[Humanist] 24.86 The Humanities Go Google

Humanist Discussion Group willard.mccarty at mccarty.org.uk
Sat Jun 5 10:07:38 CEST 2010

                  Humanist Discussion Group, Vol. 24, No. 86.
         Centre for Computing in the Humanities, King's College London
                Submit to: humanist at lists.digitalhumanities.org

        Date: Thu, 3 Jun 2010 13:06:20 -0700
        From: Jascha Kessler <urim1 at verizon.net>
        Subject: The Humanities Go Google
        In-Reply-To: <201006030053.o530rkJb003368 at mail.ucla.edu>

This should interest you, and I hope it comes as news, not a redundancy...?
Jascha Kessler

---------- Forwarded message ----------
>From: Jack Kolb <kolb at ucla.edu>
>Date: Wed, Jun 2, 2010 at 5:53 PM
>Subject: [ENGemeri] [ENGacsen] [ENGlist] The Humanities Go Google
>To: skeptic at lists.johnshopkins.edu

May 28, 2010
The Humanities Go Google

By Marc Parry

Palo Alto, Calif.

Matthew L. Jockers may be the first English professor to assign 1,200 novels
in one class.

Lucky for the students, they don't have to read them.

As grunts in Stanford University's new Literature Lab, these students
investigate the evolution of literary style by teaming up like biologists
and using computer programs to "read" an entire library.

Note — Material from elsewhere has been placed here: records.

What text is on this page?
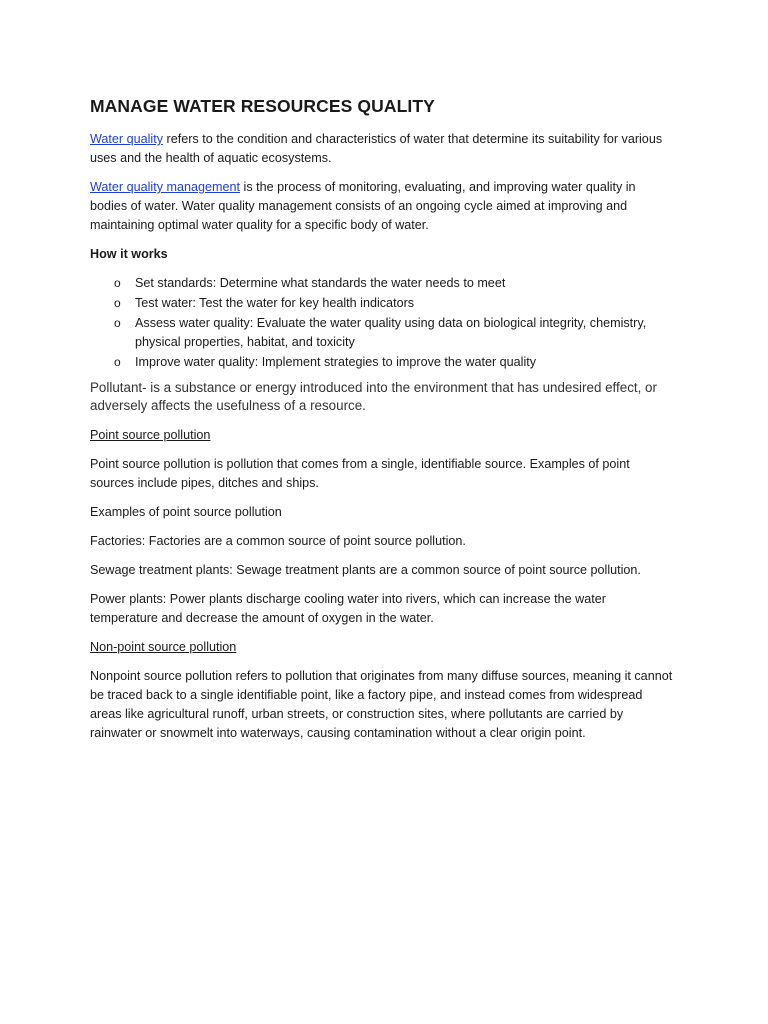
MANAGE WATER RESOURCES QUALITY

Water quality refers to the condition and characteristics of water that determine its suitability for various uses and the health of aquatic ecosystems.

Water quality management is the process of monitoring, evaluating, and improving water quality in bodies of water. Water quality management consists of an ongoing cycle aimed at improving and maintaining optimal water quality for a specific body of water.

How it works

o Set standards: Determine what standards the water needs to meet
o Test water: Test the water for key health indicators
o Assess water quality: Evaluate the water quality using data on biological integrity, chemistry, physical properties, habitat, and toxicity
o Improve water quality: Implement strategies to improve the water quality

Pollutant- is a substance or energy introduced into the environment that has undesired effect, or adversely affects the usefulness of a resource.

Point source pollution

Point source pollution is pollution that comes from a single, identifiable source. Examples of point sources include pipes, ditches and ships.

Examples of point source pollution

Factories: Factories are a common source of point source pollution.

Sewage treatment plants: Sewage treatment plants are a common source of point source pollution.

Power plants: Power plants discharge cooling water into rivers, which can increase the water temperature and decrease the amount of oxygen in the water.

Non-point source pollution

Nonpoint source pollution refers to pollution that originates from many diffuse sources, meaning it cannot be traced back to a single identifiable point, like a factory pipe, and instead comes from widespread areas like agricultural runoff, urban streets, or construction sites, where pollutants are carried by rainwater or snowmelt into waterways, causing contamination without a clear origin point.
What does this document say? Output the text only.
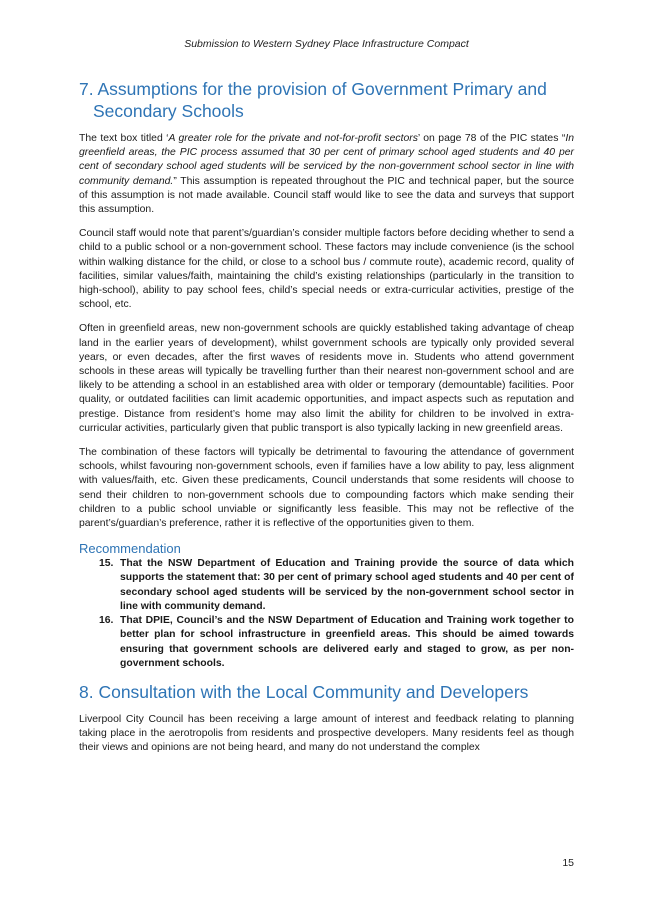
Submission to Western Sydney Place Infrastructure Compact
7. Assumptions for the provision of Government Primary and Secondary Schools

The text box titled ‘A greater role for the private and not-for-profit sectors’ on page 78 of the PIC states “In greenfield areas, the PIC process assumed that 30 per cent of primary school aged students and 40 per cent of secondary school aged students will be serviced by the non-government school sector in line with community demand.” This assumption is repeated throughout the PIC and technical paper, but the source of this assumption is not made available. Council staff would like to see the data and surveys that support this assumption.

Council staff would note that parent’s/guardian’s consider multiple factors before deciding whether to send a child to a public school or a non-government school. These factors may include convenience (is the school within walking distance for the child, or close to a school bus / commute route), academic record, quality of facilities, similar values/faith, maintaining the child’s existing relationships (particularly in the transition to high-school), ability to pay school fees, child’s special needs or extra-curricular activities, prestige of the school, etc.

Often in greenfield areas, new non-government schools are quickly established taking advantage of cheap land in the earlier years of development), whilst government schools are typically only provided several years, or even decades, after the first waves of residents move in. Students who attend government schools in these areas will typically be travelling further than their nearest non-government school and are likely to be attending a school in an established area with older or temporary (demountable) facilities. Poor quality, or outdated facilities can limit academic opportunities, and impact aspects such as reputation and prestige. Distance from resident’s home may also limit the ability for children to be involved in extra-curricular activities, particularly given that public transport is also typically lacking in new greenfield areas.

The combination of these factors will typically be detrimental to favouring the attendance of government schools, whilst favouring non-government schools, even if families have a low ability to pay, less alignment with values/faith, etc. Given these predicaments, Council understands that some residents will choose to send their children to non-government schools due to compounding factors which make sending their children to a public school unviable or significantly less feasible. This may not be reflective of the parent’s/guardian’s preference, rather it is reflective of the opportunities given to them.

Recommendation
15. That the NSW Department of Education and Training provide the source of data which supports the statement that: 30 per cent of primary school aged students and 40 per cent of secondary school aged students will be serviced by the non-government school sector in line with community demand.
16. That DPIE, Council’s and the NSW Department of Education and Training work together to better plan for school infrastructure in greenfield areas. This should be aimed towards ensuring that government schools are delivered early and staged to grow, as per non-government schools.
8. Consultation with the Local Community and Developers

Liverpool City Council has been receiving a large amount of interest and feedback relating to planning taking place in the aerotropolis from residents and prospective developers. Many residents feel as though their views and opinions are not being heard, and many do not understand the complex

15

It's a controversial vision for changing a field still steeped in individual
readers' careful analyses of texts. And it could become a more common way of
doing business in the humanities as millions of books are made
machine-readable through new tools like Google's digital library. History,
literature, language studies: For any discipline where research focuses on
books, some experts say, academe is at a computational crossroads.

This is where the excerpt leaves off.